I am in that same situation, and I thought that getting my heart REALLY looked at, and any problems fixed, would be a good thing, if it's free. But I am a good deal older than you guys, so it may not apply.
posted by Danf at 8:09 AM on May 13, 2010

What about shots for yourself? Planning any travel? Hep A vaccine?

Does it cover dental? Acupuncture? Eye exams?
posted by mikepop at 8:11 AM on May 13, 2010

Get a mole check from a dermatologist... and ask any skin related questions you may have.
posted by kimdog at 8:13 AM on May 13, 2010

Response by poster: Dental and refractions for glasses are NOT covered fully. But since I do have a history of glaucoma in the family, I will get that looked at. Thanks!

At our physicals, we'll ask about the Hep A vaccine and other shots.
posted by QuantumMeruit at 8:17 AM on May 13, 2010

Eye exams for everyone. Even if you don't wear glasses, you should be getting them every few years. If anyone has allergies, now is a good time to get the full test.
posted by susanvance at 8:22 AM on May 13, 2010

Are you renewing this plan next y ear? If so, this might be an unwise course of action since it will drive up your claims experience and thus hit you with higher premiums.
posted by yoyoceramic at 9:20 AM on May 13, 2010 [1 favorite]
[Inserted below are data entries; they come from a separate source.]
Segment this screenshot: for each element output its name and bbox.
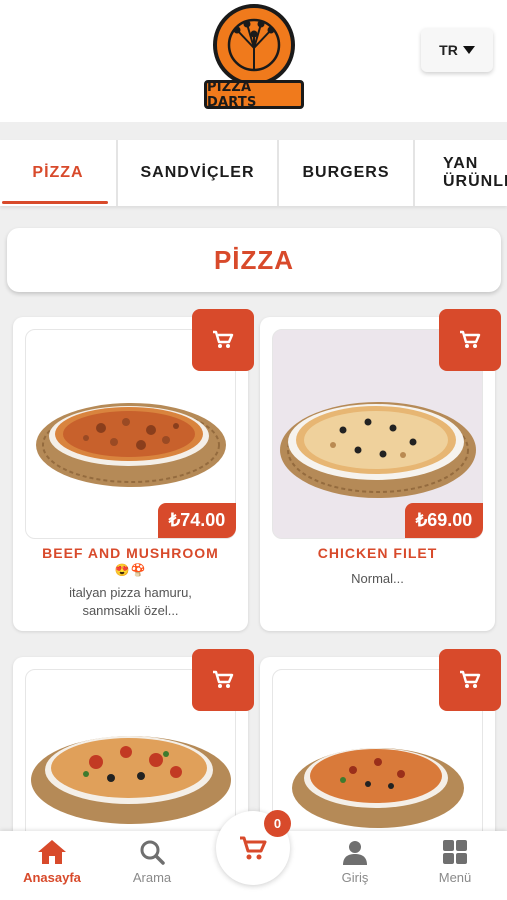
section-title: PİZZA (7, 228, 501, 292)
product-card[interactable]: ₺69.00 CHICKEN FILET Normal... (260, 309, 501, 631)
cart-icon (460, 670, 481, 688)
tab-label: BURGERS (302, 164, 390, 181)
cart-icon (213, 330, 234, 348)
user-icon (343, 841, 367, 865)
add-to-cart-button[interactable] (192, 649, 254, 711)
cart-icon (240, 836, 267, 860)
tab-yan-urunler[interactable]: YAN ÜRÜNLER (415, 140, 507, 206)
cart-icon (213, 670, 234, 688)
nav-menu[interactable]: Menü (415, 839, 495, 895)
nav-search[interactable]: Arama (112, 839, 192, 895)
nav-home[interactable]: Anasayfa (12, 839, 92, 895)
nav-label: Anasayfa (23, 870, 81, 885)
price-badge: ₺74.00 (158, 503, 236, 538)
description-line: sanmsakli özel... (82, 603, 179, 618)
language-label: TR (439, 42, 458, 58)
product-name-text: BEEF AND MUSHROOM (42, 545, 219, 561)
app-header: PIZZA DARTS TR (0, 0, 507, 122)
add-to-cart-button[interactable] (439, 649, 501, 711)
product-emoji: 😍🍄 (114, 563, 147, 577)
logo-wordmark: PIZZA DARTS (204, 80, 304, 110)
category-tabs: PİZZA SANDVİÇLER BURGERS YAN ÜRÜNLER (0, 140, 507, 206)
tab-label: PİZZA (32, 164, 84, 181)
product-description: Normal... (351, 571, 404, 586)
product-card[interactable] (13, 649, 254, 879)
tab-burgers[interactable]: BURGERS (279, 140, 415, 206)
price-badge: ₺69.00 (405, 503, 483, 538)
product-name: BEEF AND MUSHROOM 😍🍄 (13, 545, 248, 578)
caret-down-icon (462, 46, 475, 54)
cart-icon (460, 330, 481, 348)
nav-label: Menü (438, 870, 472, 885)
add-to-cart-button[interactable] (192, 309, 254, 371)
dartboard-icon (213, 4, 295, 86)
product-card[interactable]: ₺74.00 BEEF AND MUSHROOM 😍🍄 italyan pizz… (13, 309, 254, 631)
tab-label: SANDVİÇLER (140, 164, 255, 181)
cart-count-badge: 0 (264, 810, 291, 837)
nav-label: Arama (132, 870, 172, 885)
product-name: CHICKEN FILET (317, 545, 438, 561)
tab-sandvicler[interactable]: SANDVİÇLER (118, 140, 279, 206)
nav-login[interactable]: Giriş (315, 839, 395, 895)
home-icon (38, 840, 66, 864)
product-description: italyan pizza hamuru, sanmsakli özel... (33, 584, 228, 620)
grid-icon (443, 840, 467, 864)
description-line: italyan pizza hamuru, (69, 585, 192, 600)
tab-pizza[interactable]: PİZZA (0, 140, 118, 206)
language-selector[interactable]: TR (421, 28, 493, 72)
search-icon (140, 840, 165, 865)
add-to-cart-button[interactable] (439, 309, 501, 371)
nav-label: Giriş (341, 870, 369, 885)
product-card[interactable] (260, 649, 501, 879)
brand-logo[interactable]: PIZZA DARTS (204, 4, 304, 110)
tab-label: YAN ÜRÜNLER (443, 155, 507, 190)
Response by poster: I have employer-provided health care coverage. I think one family's marginal consumption of these types of things constitutes a drop in the bucket for a mid-size employer with over a thousand covered employees.
posted by QuantumMeruit at 9:41 AM on May 13, 2010

I'd definitely think ahead about travel plans you may make in the next few years and get all the vaccines you'll need.
Also, anyone have any weird moles, warts, or skin-tag type stuff that could use a checkup or removal?
posted by pseudostrabismus at 10:40 AM on May 13, 2010

If you're planning on going anywhere in the next year (or two) where you'd need vaccines (like malaria or typhoid or whatever,) get them now. It'll save you a bundle.
posted by egeanin at 11:00 AM on May 13, 2010

Laser eyes?

Pew Pew

Sorry, lasik eye surger.
posted by TheBones at 12:03 PM on May 13, 2010

If anyone has any aches and pains, maybe a physical therapist? Seeing one for a little while helped me with an immediate problem and also just to understand my posture and musculature better in all kinds of ways.
posted by toomuchkatherine at 2:50 PM on May 13, 2010

I get where you're coming from, you want to make sure you're getting good value. So it makes sense to get the things checked you "Should" but rarely do, like:

* Immune Response Tests
* STI Tests
* Cholesterol, Hormones and other blood work
* A heart/BP exam
* Check out the moles on your skin

The only caveat is not to try *too* hard... The "We need to get full value!" thinking will just cause more pain in the long run, because it's a Tragedy of the Commons.
posted by Quadlex at 3:54 PM on May 13, 2010

Anybody with deviated septum? Get rhinoplasty.